Today’s Economic Data and Events
16:00 India industrial production, % y/y, November. Forecast: 2.8%.
16:00 US MBA mortgage applications, week to Jan 7.
17:30 US CPI inflation, % y/y, December. Forecast: 7.0%
- A successful auction of 3yr US Treasuries helped to lift bonds overnight with the market looking ahead to 10yr auctions later today. Yields on the 2yr UST fell a bit more than 1bps to close at 0.8825% while the 10yr gave up more than 2bps to close at 1.7357%. Fed chair Jerome Powelll gave commentary at his nomination hearing at the Senate Banking Committee that the Fed’s path toward policy normalization “really should not have negative effects on the employment rate” which may give bond markets some succor that rate hikes won’t be as aggressive as have been priced in recently.
- Outside of the US, developed market bonds were generally higher. Gilt yields slipped slightly on the 10yr, not showing much reaction to the political noise around UK prime minister Boris Johnson. In emerging market bonds, price action was relatively muted after sharper sell-offs in the last few days. Yields on 10yr Turkish government bonds ticked up 2bps to 23.45% while the same tenor South African bonds saw yields up by 3bps to 9.988%.
- In primary markets, EIG Pearl Holdings has mandated banks for investors calls ahead of an upcoming dual tranche issue. The company owns 49% of the Aramco Oil Pipelines Co. with Aramco holding the remainder.
- Sweihan PV Power, operator of the Nour Abu Dhabi solar power generation plant, has also mandated banks for investor calls ahead of a potential issuance.
- Currency markets swung against the dollar overnight as yields ticked lower. EURUSD managed to recover all of its losses from earlier in the week and settled up 0.36% at 1.1367 while USDJPY rose slightly, closing at 115.30.
- Both GBP and CHF recovered from losses earlier in the week with GBPUSD closing up 0.43% at 1.3635, its highest daily close since early November, which USDCHF added 0.4% overnight, closing at 0.9234.
- Commodity currencies rose across the board with CAD leading the pack. USDCAD fell 0.8% to 1.2575, spurred on by a strong rise in oil prices, while AUDUSD ticked up 0.56% to 0.7210 and NZDUSD added 0.35% to 0.6786.
- There was an uptick in optimism in equity indices yesterday, as markets took Powell’s testimony positively. In the US, the NASDAQ added 1.4% (but remains down -3.0% on the week), while the Dow Jones (0.5%) and the S&P 500 (0.9%) also added. That risk appetite is continuing in Asian trading so far this morning, where the Nikkei is currently up 1.9% and the Shanghai Composite 0.3%.

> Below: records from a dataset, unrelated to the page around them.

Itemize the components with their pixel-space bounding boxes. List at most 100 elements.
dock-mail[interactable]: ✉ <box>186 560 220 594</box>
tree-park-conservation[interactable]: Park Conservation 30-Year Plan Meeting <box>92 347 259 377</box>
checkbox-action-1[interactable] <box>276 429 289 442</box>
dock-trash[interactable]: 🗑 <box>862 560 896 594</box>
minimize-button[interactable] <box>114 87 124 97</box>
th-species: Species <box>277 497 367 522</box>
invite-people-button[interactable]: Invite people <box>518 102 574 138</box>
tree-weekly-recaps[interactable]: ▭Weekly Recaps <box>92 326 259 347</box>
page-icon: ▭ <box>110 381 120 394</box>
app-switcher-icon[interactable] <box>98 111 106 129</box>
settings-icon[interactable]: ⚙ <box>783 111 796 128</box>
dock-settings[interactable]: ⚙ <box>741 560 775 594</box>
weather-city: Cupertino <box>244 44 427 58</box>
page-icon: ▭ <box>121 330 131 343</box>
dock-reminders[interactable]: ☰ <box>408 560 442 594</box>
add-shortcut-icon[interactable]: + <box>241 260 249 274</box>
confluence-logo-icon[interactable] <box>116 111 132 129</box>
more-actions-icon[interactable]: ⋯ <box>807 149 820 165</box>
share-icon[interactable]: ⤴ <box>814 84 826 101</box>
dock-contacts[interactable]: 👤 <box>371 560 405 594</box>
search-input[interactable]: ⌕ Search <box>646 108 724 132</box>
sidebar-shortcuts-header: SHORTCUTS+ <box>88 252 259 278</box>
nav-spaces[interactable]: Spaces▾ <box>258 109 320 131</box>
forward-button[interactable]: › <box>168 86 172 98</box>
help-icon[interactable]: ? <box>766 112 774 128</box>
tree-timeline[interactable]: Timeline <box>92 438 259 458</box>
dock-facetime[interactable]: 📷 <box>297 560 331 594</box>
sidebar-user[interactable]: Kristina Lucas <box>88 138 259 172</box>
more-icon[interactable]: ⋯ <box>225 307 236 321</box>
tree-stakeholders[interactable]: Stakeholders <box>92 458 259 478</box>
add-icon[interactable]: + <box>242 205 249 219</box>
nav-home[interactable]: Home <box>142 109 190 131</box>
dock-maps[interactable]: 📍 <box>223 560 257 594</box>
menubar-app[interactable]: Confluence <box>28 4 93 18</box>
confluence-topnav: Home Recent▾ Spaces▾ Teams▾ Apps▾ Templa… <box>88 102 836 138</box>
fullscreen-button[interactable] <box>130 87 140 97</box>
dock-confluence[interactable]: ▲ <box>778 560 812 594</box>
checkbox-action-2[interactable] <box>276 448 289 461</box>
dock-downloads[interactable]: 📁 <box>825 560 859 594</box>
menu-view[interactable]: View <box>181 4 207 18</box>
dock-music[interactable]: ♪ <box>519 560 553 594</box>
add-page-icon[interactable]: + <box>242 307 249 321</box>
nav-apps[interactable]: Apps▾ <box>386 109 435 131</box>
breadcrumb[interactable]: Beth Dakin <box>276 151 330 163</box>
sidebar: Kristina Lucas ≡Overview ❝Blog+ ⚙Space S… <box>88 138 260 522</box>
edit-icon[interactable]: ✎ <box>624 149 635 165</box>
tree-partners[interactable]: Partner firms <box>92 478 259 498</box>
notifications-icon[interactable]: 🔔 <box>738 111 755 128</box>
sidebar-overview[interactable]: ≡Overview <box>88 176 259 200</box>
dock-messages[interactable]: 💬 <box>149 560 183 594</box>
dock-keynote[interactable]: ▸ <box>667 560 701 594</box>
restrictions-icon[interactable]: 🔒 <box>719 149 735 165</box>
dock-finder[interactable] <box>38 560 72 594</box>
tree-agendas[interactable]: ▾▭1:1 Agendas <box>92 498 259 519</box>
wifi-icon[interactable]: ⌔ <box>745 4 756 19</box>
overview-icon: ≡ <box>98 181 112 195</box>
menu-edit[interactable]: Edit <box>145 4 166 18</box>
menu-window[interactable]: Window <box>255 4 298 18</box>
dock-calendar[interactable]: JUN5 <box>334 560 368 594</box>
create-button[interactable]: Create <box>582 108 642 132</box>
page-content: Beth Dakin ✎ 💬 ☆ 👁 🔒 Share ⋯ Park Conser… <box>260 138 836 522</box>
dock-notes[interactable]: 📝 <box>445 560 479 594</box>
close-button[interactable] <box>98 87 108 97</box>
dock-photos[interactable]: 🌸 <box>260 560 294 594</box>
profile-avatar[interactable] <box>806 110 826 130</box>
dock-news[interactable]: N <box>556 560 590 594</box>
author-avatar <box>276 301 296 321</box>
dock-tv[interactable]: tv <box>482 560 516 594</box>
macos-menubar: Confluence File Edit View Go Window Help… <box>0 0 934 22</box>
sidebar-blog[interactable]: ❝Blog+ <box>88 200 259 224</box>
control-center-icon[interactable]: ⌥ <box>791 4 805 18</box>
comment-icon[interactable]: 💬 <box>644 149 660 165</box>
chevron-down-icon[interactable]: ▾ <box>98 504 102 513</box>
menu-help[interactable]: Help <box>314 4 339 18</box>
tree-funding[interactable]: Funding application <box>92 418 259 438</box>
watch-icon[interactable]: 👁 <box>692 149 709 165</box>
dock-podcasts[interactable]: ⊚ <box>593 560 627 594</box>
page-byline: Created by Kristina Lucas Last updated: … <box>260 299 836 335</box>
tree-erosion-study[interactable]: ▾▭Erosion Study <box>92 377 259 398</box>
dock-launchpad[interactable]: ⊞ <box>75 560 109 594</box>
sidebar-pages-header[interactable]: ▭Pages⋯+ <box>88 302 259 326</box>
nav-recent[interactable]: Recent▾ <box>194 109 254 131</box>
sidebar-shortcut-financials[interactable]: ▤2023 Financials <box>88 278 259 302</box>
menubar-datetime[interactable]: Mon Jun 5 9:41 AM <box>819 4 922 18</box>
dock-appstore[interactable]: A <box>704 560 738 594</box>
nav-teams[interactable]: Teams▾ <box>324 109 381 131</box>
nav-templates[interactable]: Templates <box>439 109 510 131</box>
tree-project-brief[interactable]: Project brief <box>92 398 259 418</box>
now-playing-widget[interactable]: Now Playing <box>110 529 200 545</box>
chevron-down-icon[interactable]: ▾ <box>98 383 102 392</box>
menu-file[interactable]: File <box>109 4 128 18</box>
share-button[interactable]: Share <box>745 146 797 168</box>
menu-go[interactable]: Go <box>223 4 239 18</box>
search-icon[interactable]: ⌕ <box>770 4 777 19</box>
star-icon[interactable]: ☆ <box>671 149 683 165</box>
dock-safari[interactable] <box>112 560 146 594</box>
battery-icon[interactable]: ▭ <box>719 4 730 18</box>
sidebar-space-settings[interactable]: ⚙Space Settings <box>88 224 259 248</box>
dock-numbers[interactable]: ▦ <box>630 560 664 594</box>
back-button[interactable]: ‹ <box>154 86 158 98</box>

- In Europe yesterday the DAX was the major gainer, adding 1.0%, lagged by the CAC with a 1.0% rise and the FTSE 100 which added 0.6%.
- Within the region, the Tadwul closed up 1.5%, but the ADX (-0.3%) and the DFM (-0.7%) both closed lower.
- Oil futures closed up substantially with Brent futures added 3.5% to USD 83.72/b and WTI up 3.8% to USD 81.22/b. Data from the API showed a drop in crude inventories of around 1m bbl last week with official data from the EIA expected out later this evening. Commentary from Fed chair Jerome Powell also seemed to help commodity markets with the Fed chair saying that policy normalization without damaging the growth outlook.
- The EIA released its short-term energy outlook overnight and expects US oil production at 12.41m b/d by 2023, a record high level. For 2022, the EIA projects a larger increase in global oil supply to 101.05m b/d with the US hitting more than 12m b/d by the end of 2022.